SON: Daddy, how come our snowman hasn’t melted, like everyone else’s?
ME: Because it’s made from leftover mashed potato son.
What does Frankenstein drive?
A monster truck
I’m really tired of the LED headlights on some cars. Like I’m really glad you can see 92 miles ahead but the rest of us are blind now.
Last party I went to before COVID met a guy who worked in finance who told me he was an “experiences manager” and got defensive when I asked him what experiences he manages.
Parents that need to reheat coffee are adorable.
Hardened parents will chug it cold, or chew straight up coffee grounds; they’re desperate.
Putting an ‘e’ at the end of words (ie Pointe, Crowne) makes something fancy as shite.
Which essential oils calm down household family members? Chloroform?
It’s chloroform isn’t it?
I could be a masseuse, or I could just be pulling your leg.
If you don’t tell me I’m on speakerphone then I’m not responsible for your kids learning new words.
people who own banana costumes will wear that shit to anything. its labor day and theyre like waittt u know what would be perfect rn
Neighbor: Omg, is that a hickey?
Me, flashing back to burning my neck with a curling iron: Yup, I still got it.
The Purge: Valentine’s Day
I don’t care if you talk behind my back. Just speak up so I can hear you too.
i hope i didn’t end up marrying the smelly kid in school like my husband did
How many pieces of chocolate is too many? Please say upwards of 27.
If you are farther than me in candy crush I will automatically think you are smarter than me.
I feel confident that the person who created banana Laffy Taffy had never even seen a banana.
Don’t judge me for my 2-year-old having a pacifier in her mouth.
Judge me for not having any idea where this pacifier came from.

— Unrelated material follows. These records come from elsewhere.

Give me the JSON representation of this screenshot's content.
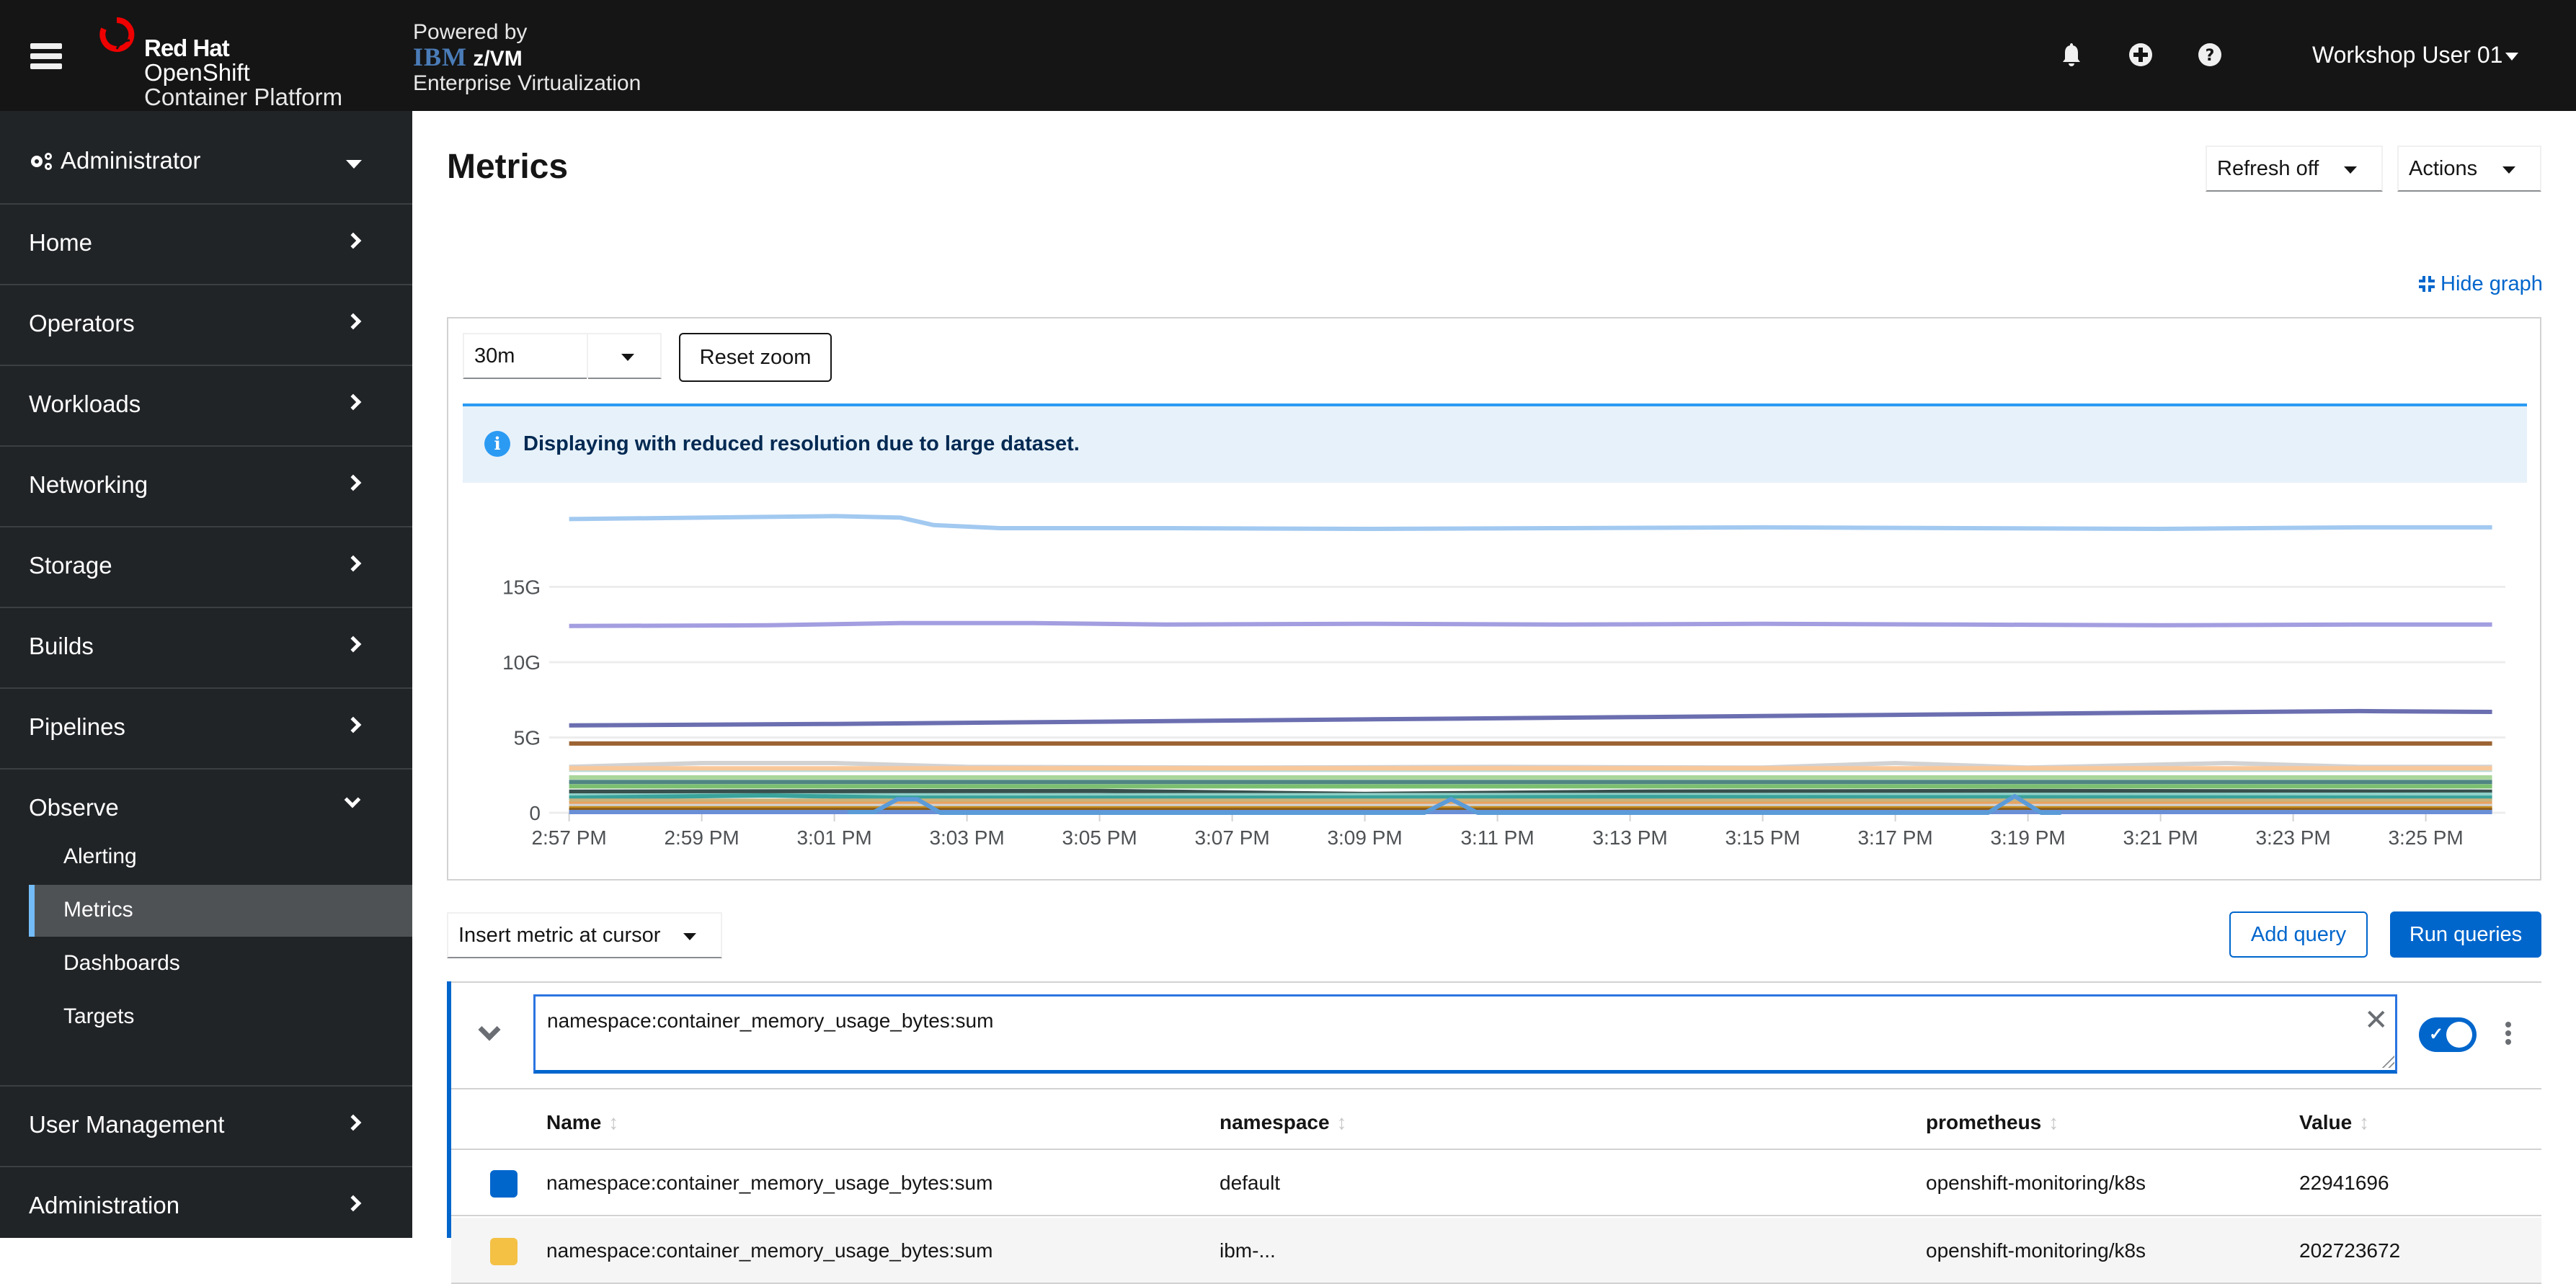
{
  "masthead": {
    "brand_line1": "Red Hat",
    "brand_line2": "OpenShift",
    "brand_line3": "Container Platform",
    "powered_by": "Powered by",
    "powered_ibm": "IBM",
    "powered_zvm": "z/VM",
    "powered_product": "Enterprise Virtualization",
    "user_menu_label": "Workshop User 01",
    "icons": [
      "menu-icon",
      "bell-icon",
      "plus-circle-icon",
      "question-circle-icon"
    ]
  },
  "sidebar": {
    "perspective": "Administrator",
    "items": [
      {
        "label": "Home",
        "expanded": false
      },
      {
        "label": "Operators",
        "expanded": false
      },
      {
        "label": "Workloads",
        "expanded": false
      },
      {
        "label": "Networking",
        "expanded": false
      },
      {
        "label": "Storage",
        "expanded": false
      },
      {
        "label": "Builds",
        "expanded": false
      },
      {
        "label": "Pipelines",
        "expanded": false
      },
      {
        "label": "Observe",
        "expanded": true
      },
      {
        "label": "User Management",
        "expanded": false
      },
      {
        "label": "Administration",
        "expanded": false
      }
    ],
    "observe_children": [
      {
        "label": "Alerting",
        "active": false
      },
      {
        "label": "Metrics",
        "active": true
      },
      {
        "label": "Dashboards",
        "active": false
      },
      {
        "label": "Targets",
        "active": false
      }
    ]
  },
  "page": {
    "title": "Metrics",
    "refresh_label": "Refresh off",
    "actions_label": "Actions",
    "hide_graph_label": "Hide graph"
  },
  "graph": {
    "time_range": "30m",
    "reset_zoom_label": "Reset zoom",
    "alert_text": "Displaying with reduced resolution due to large dataset."
  },
  "query": {
    "insert_metric_label": "Insert metric at cursor",
    "add_query_label": "Add query",
    "run_queries_label": "Run queries",
    "expression": "namespace:container_memory_usage_bytes:sum",
    "enabled": true
  },
  "table": {
    "columns": [
      "Name",
      "namespace",
      "prometheus",
      "Value"
    ],
    "rows": [
      {
        "color": "#0066cc",
        "name": "namespace:container_memory_usage_bytes:sum",
        "namespace": "default",
        "prometheus": "openshift-monitoring/k8s",
        "value": "22941696"
      },
      {
        "color": "#f4c145",
        "name": "namespace:container_memory_usage_bytes:sum",
        "namespace": "ibm-...",
        "prometheus": "openshift-monitoring/k8s",
        "value": "202723672"
      }
    ]
  },
  "colors": {
    "accent": "#0066cc",
    "masthead_bg": "#151515",
    "sidebar_bg": "#212427",
    "active_nav": "#73bcf7",
    "alert_bg": "#e7f1fa"
  },
  "chart_data": {
    "type": "line",
    "title": "",
    "xlabel": "",
    "ylabel": "",
    "x_ticks": [
      "2:57 PM",
      "2:59 PM",
      "3:01 PM",
      "3:03 PM",
      "3:05 PM",
      "3:07 PM",
      "3:09 PM",
      "3:11 PM",
      "3:13 PM",
      "3:15 PM",
      "3:17 PM",
      "3:19 PM",
      "3:21 PM",
      "3:23 PM",
      "3:25 PM"
    ],
    "y_ticks": [
      "0",
      "5G",
      "10G",
      "15G"
    ],
    "ylim_gb": [
      0,
      20
    ],
    "x_range_minutes": [
      -0.3,
      29.2
    ],
    "grid": true,
    "legend": "none",
    "series": [
      {
        "name": "series-1",
        "color": "#a2c9f0",
        "points_gb": [
          [
            0,
            19.5
          ],
          [
            2,
            19.6
          ],
          [
            4,
            19.7
          ],
          [
            5,
            19.6
          ],
          [
            5.5,
            19.1
          ],
          [
            6.5,
            18.9
          ],
          [
            9,
            18.9
          ],
          [
            12,
            18.85
          ],
          [
            15,
            18.9
          ],
          [
            18,
            18.95
          ],
          [
            21,
            18.9
          ],
          [
            24,
            18.85
          ],
          [
            27,
            18.95
          ],
          [
            29,
            18.95
          ]
        ]
      },
      {
        "name": "series-2",
        "color": "#a39ee0",
        "points_gb": [
          [
            0,
            12.4
          ],
          [
            3,
            12.45
          ],
          [
            5,
            12.6
          ],
          [
            7,
            12.6
          ],
          [
            9,
            12.5
          ],
          [
            12,
            12.55
          ],
          [
            15,
            12.5
          ],
          [
            18,
            12.55
          ],
          [
            21,
            12.5
          ],
          [
            24,
            12.45
          ],
          [
            27,
            12.5
          ],
          [
            29,
            12.5
          ]
        ]
      },
      {
        "name": "series-3",
        "color": "#6b6fb0",
        "points_gb": [
          [
            0,
            5.8
          ],
          [
            4,
            5.9
          ],
          [
            8,
            6.05
          ],
          [
            12,
            6.2
          ],
          [
            16,
            6.35
          ],
          [
            20,
            6.5
          ],
          [
            24,
            6.65
          ],
          [
            27,
            6.75
          ],
          [
            29,
            6.7
          ]
        ]
      },
      {
        "name": "series-4",
        "color": "#9c6433",
        "points_gb": [
          [
            0,
            4.6
          ],
          [
            29,
            4.6
          ]
        ]
      },
      {
        "name": "series-5",
        "color": "#d2d2d2",
        "points_gb": [
          [
            0,
            3.05
          ],
          [
            2,
            3.3
          ],
          [
            4,
            3.3
          ],
          [
            6,
            3.05
          ],
          [
            10,
            3.0
          ],
          [
            14,
            3.05
          ],
          [
            18,
            3.0
          ],
          [
            20,
            3.3
          ],
          [
            22,
            3.0
          ],
          [
            25,
            3.3
          ],
          [
            27,
            3.05
          ],
          [
            29,
            3.05
          ]
        ]
      },
      {
        "name": "series-6",
        "color": "#bcdbd5",
        "points_gb": [
          [
            0,
            2.85
          ],
          [
            29,
            2.85
          ]
        ]
      },
      {
        "name": "series-7",
        "color": "#f9c89a",
        "points_gb": [
          [
            0,
            2.95
          ],
          [
            29,
            2.95
          ]
        ]
      },
      {
        "name": "series-8",
        "color": "#a9d69a",
        "points_gb": [
          [
            0,
            2.35
          ],
          [
            29,
            2.35
          ]
        ]
      },
      {
        "name": "series-9",
        "color": "#4f8583",
        "points_gb": [
          [
            0,
            2.05
          ],
          [
            29,
            2.05
          ]
        ]
      },
      {
        "name": "series-10",
        "color": "#7cc06f",
        "points_gb": [
          [
            0,
            1.75
          ],
          [
            29,
            1.75
          ]
        ]
      },
      {
        "name": "series-11",
        "color": "#37504d",
        "points_gb": [
          [
            0,
            1.4
          ],
          [
            8,
            1.45
          ],
          [
            12,
            1.25
          ],
          [
            16,
            1.4
          ],
          [
            22,
            1.45
          ],
          [
            29,
            1.4
          ]
        ]
      },
      {
        "name": "series-12",
        "color": "#8fd0c8",
        "points_gb": [
          [
            0,
            1.15
          ],
          [
            29,
            1.2
          ]
        ]
      },
      {
        "name": "series-13",
        "color": "#3aa39b",
        "points_gb": [
          [
            0,
            1.0
          ],
          [
            3,
            1.15
          ],
          [
            5,
            1.0
          ],
          [
            10,
            1.0
          ],
          [
            16,
            1.05
          ],
          [
            29,
            1.0
          ]
        ]
      },
      {
        "name": "series-14",
        "color": "#c9b27a",
        "points_gb": [
          [
            0,
            0.8
          ],
          [
            29,
            0.8
          ]
        ]
      },
      {
        "name": "series-15",
        "color": "#e8a25e",
        "points_gb": [
          [
            0,
            0.6
          ],
          [
            29,
            0.6
          ]
        ]
      },
      {
        "name": "series-16",
        "color": "#d2d2d2",
        "points_gb": [
          [
            0,
            0.45
          ],
          [
            29,
            0.45
          ]
        ]
      },
      {
        "name": "series-17",
        "color": "#c58c1e",
        "points_gb": [
          [
            0,
            0.3
          ],
          [
            29,
            0.3
          ]
        ]
      },
      {
        "name": "series-18",
        "color": "#8a5a1a",
        "points_gb": [
          [
            0,
            0.18
          ],
          [
            29,
            0.18
          ]
        ]
      },
      {
        "name": "series-19",
        "color": "#6a8fd6",
        "points_gb": [
          [
            0,
            0.05
          ],
          [
            29,
            0.05
          ]
        ]
      },
      {
        "name": "series-20",
        "color": "#5b9bd8",
        "points_gb": [
          [
            4.2,
            0.05
          ],
          [
            4.6,
            0.05
          ],
          [
            4.95,
            0.9
          ],
          [
            5.25,
            0.9
          ],
          [
            5.6,
            0.0
          ],
          [
            12.9,
            0.0
          ],
          [
            13.3,
            0.9
          ],
          [
            13.7,
            0.0
          ],
          [
            21.4,
            0.0
          ],
          [
            21.8,
            1.1
          ],
          [
            22.2,
            0.0
          ],
          [
            22.5,
            0.0
          ]
        ]
      }
    ]
  }
}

Me: *looks away for 5 seconds*
Toddler: *crashes the stock market*
Peter Pan: just think happy thoughts!
Me: um, ok
[1 hour later]
Peter: *pouring prozac into my hand* look we don’t have all goddamn night
Wow, pretty rude for people to exist that are younger & hotter than me but OK
The escalator at the gym is broken, this is BULLSHIT.
Firecrackers let you know how close drunk people are to your house.
If you’re in a wheelchair and you say your date stood you up, it’s unclear to me whether your night was lousy or remarkable.
Me: So what do you do?
Her: I research genomes
Me: *trying to impress* I love those guys, but you know it’s actually pronounced ‘gnomes’
When the priest says “Body of Christ” I say “Thanks, I’ve been working out.”
Then I grab the cracker and run back to my seat.
“Oh, I like your coat!”
“What? This old rag? It cost 2p! I’ve had it for ten years. I found it in a bin. It’s seen better days. I hate it. Been meaning to get a new one. Thank you, though!”